How to Celebrate a Birthday

Many thanks to everyone for your wishes for my birthday.  It was a wonderful day for celebrating and for worship. 

Our gospel reading this week was from Mark 10, the story of the rich, young ruler.  He had a deep desire to know God beyond the normal “good living” of the day.  He already followed the rules, but wanted something more.  Unfortunately, when challenged with leaving everything behind to follow Jesus, he decided he wanted his “stuff” more than following Christ.  Our challenge for this week was to examine our lives and determine what we are holding as more important than filling that “God-shaped hole” in our spirits.

Speaking of birthdays, I did a little research on birthday celebrations.  In some cultures, birthdays aren’t even celebrated, and in some Asian countries everyone becomes a year older on the celebration of the new year, despite when they were born.  In other countries, two birthdays are celebrated:  a person’s actual date of birth and the feast day of the saint whose name they were given.  Some traditions include a birthday cake with items baked into it.  Folklore says that if you get the piece with the coin, you will be rich someday.

There are some strange traditions.  In England, the friends lift the birthday person in the air by his hands and feet and raise him up and down to the floor, one for each year, and then “one for luck, two for luck and three for the old man’s coconut!” A second one is from Atlantic Canada, such as Nova Scotia, Prince Edward Island, and Newfoundland, where the birthday child is ambushed and their nose is greased for good luck.

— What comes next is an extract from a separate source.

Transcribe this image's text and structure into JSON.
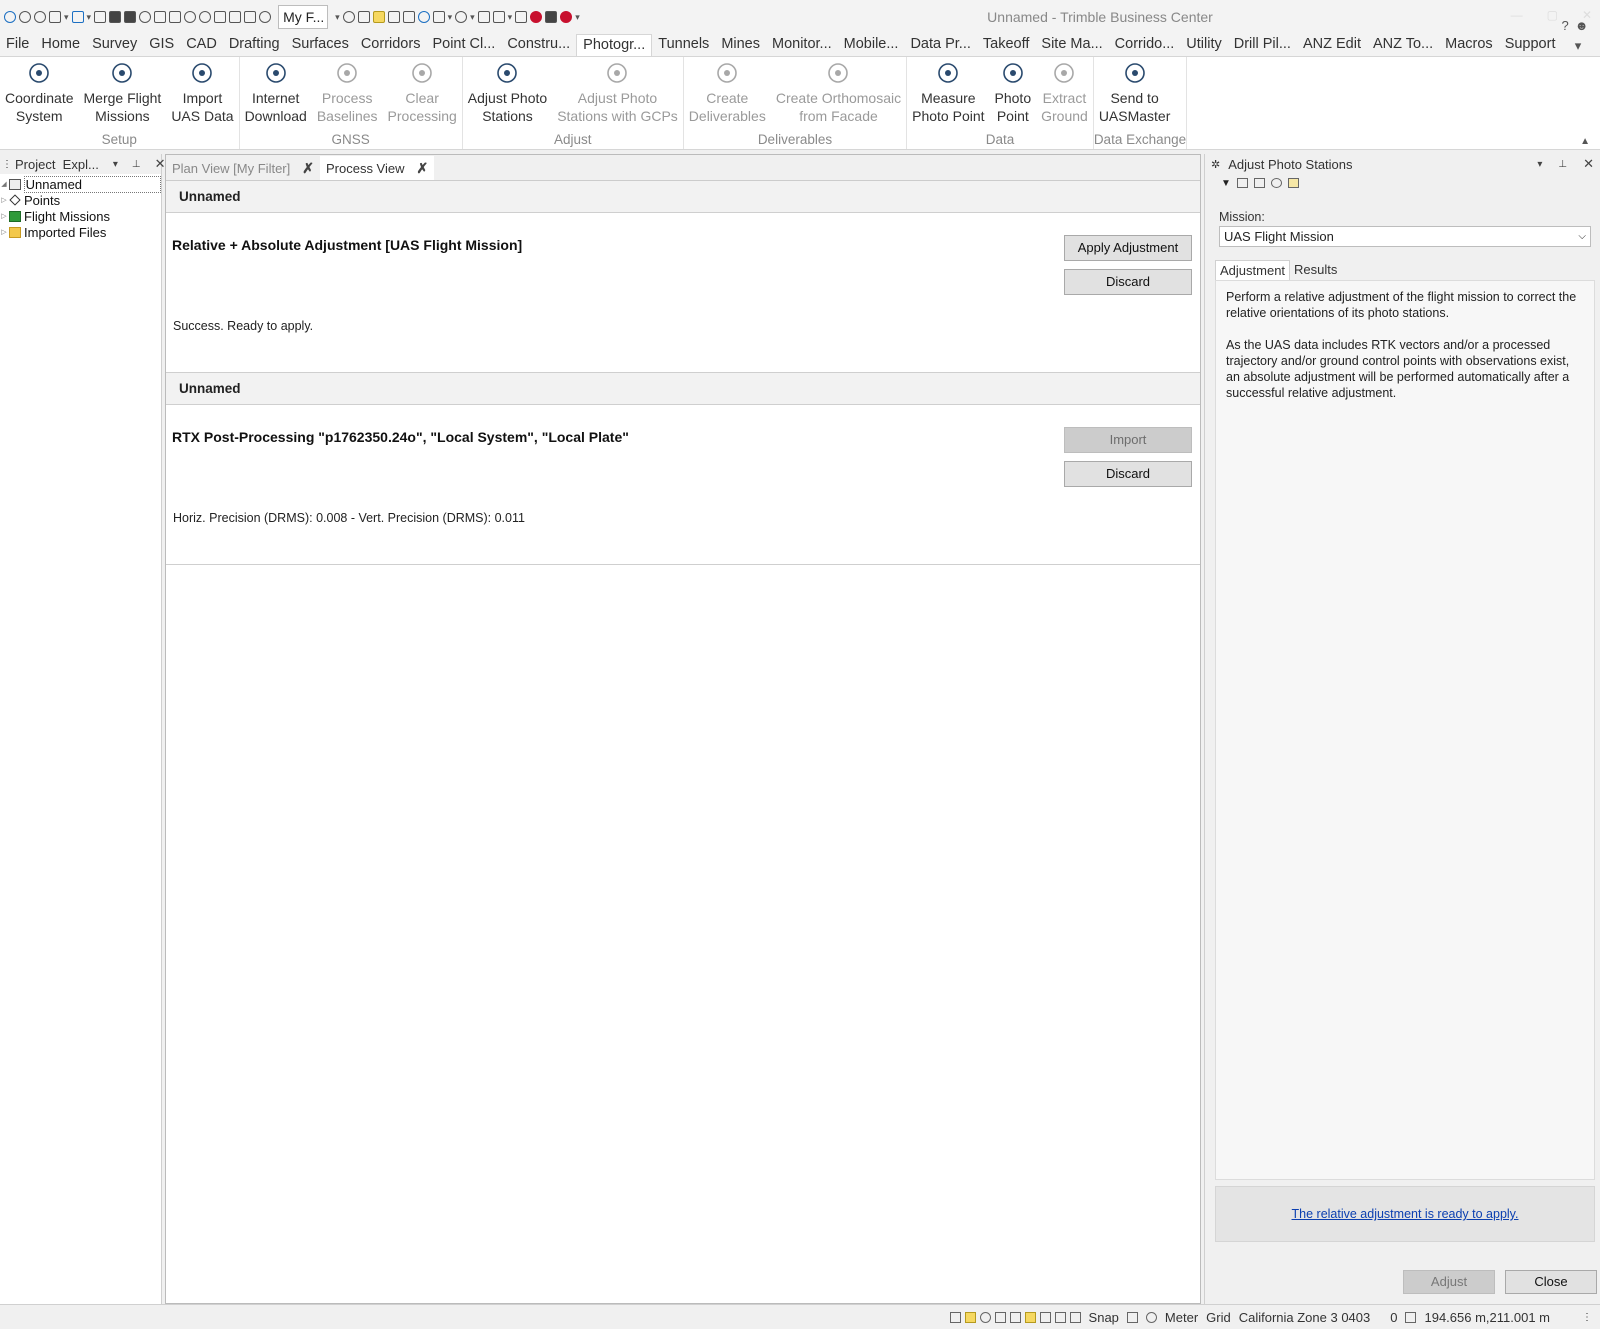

The greased nose makes the child too slippery for bad luck to catch them (from http://www.birthdaycelebrations.net).

Birthday celebrations have become big business. I have to admit, I have been a part of prolonging that business with my kids!  Around the world birthdays are celebrated with family and friends, a time to be thankful for another year of life.  I know that some of us, women especially, don’t like to celebrate or announce our ages, yet there is something intrinsically valuable about celebrating the anniversary of our birth.

In Psalm 23, having already stated that the Lord is his shepherd, the psalmist also states “surely goodness and love will follow me all the days of my life, and I will dwell in the house of the LORD forever.” I think that is a good start to our plan for celebrating the anniversary of our birth.  Every birthday celebration should include a time of thankfulness for God’s care throughout the year that is past and a prayer for the years to come. 

Proverbs states, “My son, do not forget my teaching, but keep my commands in your heart, for they will prolong your life many years and bring you prosperity.”  The start of a new year is also a good time to remember and to honor those who have gone before.  In many cultures of the world, a child receives gifts only after honoring his or her parents, a practice that is kind of lost on our society. An important gift we can give to our children, to our friends, and to ourselves, is to stop and consider our lives in light of God’s wisdom.

A birthday celebration is a time to be thankful, but it isn’t a time for pride or arrogance.  Jesus told the story of the rich fool, who was having a tremendously successful harvest (Luke 12).  He tore down his barns, built new ones, and said to himself, “You have plenty of good things laid up for many years. Take life easy; eat, drink and be merry.”  But that night his number was up, and his riches and possessions were left behind.  As you celebrate your birthday or someone else’s, take time to catalog your blessings and possessions, but do so in order to be thankful.

A time of celebration can also be a time to share with others.  Several years ago, a friend invited me to her birthday tea. She told me that in her tradition the birthday person invites friends over to celebrate, and the hostess gives gifts to her friends.  What a novel idea! 

James wrote, “Religion that God our Father accepts as pure and faultless is this: to look after orphans and widows in their distress.” When celebrating our birthdays and other special occasions, we can glorify God by using the opportunity to give gifts to others.  Celebrating a birthday is a great time to care for those less fortunate or to do something nice for someone else.

Several years ago, my daughter wanted to have a birthday party but wanted to invite too many kids.  As a compromise, I offered to let her invite as many children as she wanted IF she agreed to designate her party for a charity.  She chose the food pantry here in Springfield.  Twenty-some children, a birthday cake, and several games of bowling later, we had 6-7 boxes of food to deliver to Crosslines, and all the kids had a great time.  The next year her friends brought items for the C.A.R.E. animal shelter.  These parties cost me a little bit more, but the joy of knowing my daughter and her friends were helping others was worth it.

Whether you admit your age or not, when your birthday rolls around, why not include these four practices as a part of your celebration:  Thank God for the years of your life, remember the things you have learned and take time to honor those who have cared for you, inventory your life and your possessions and be thankful to God for all you have received, and take the time to share your blessings with others. 

Whether it is your birthday or not, my prayer is that you will be blessed as you seek God’s grace and recognize God’s goodness in your life.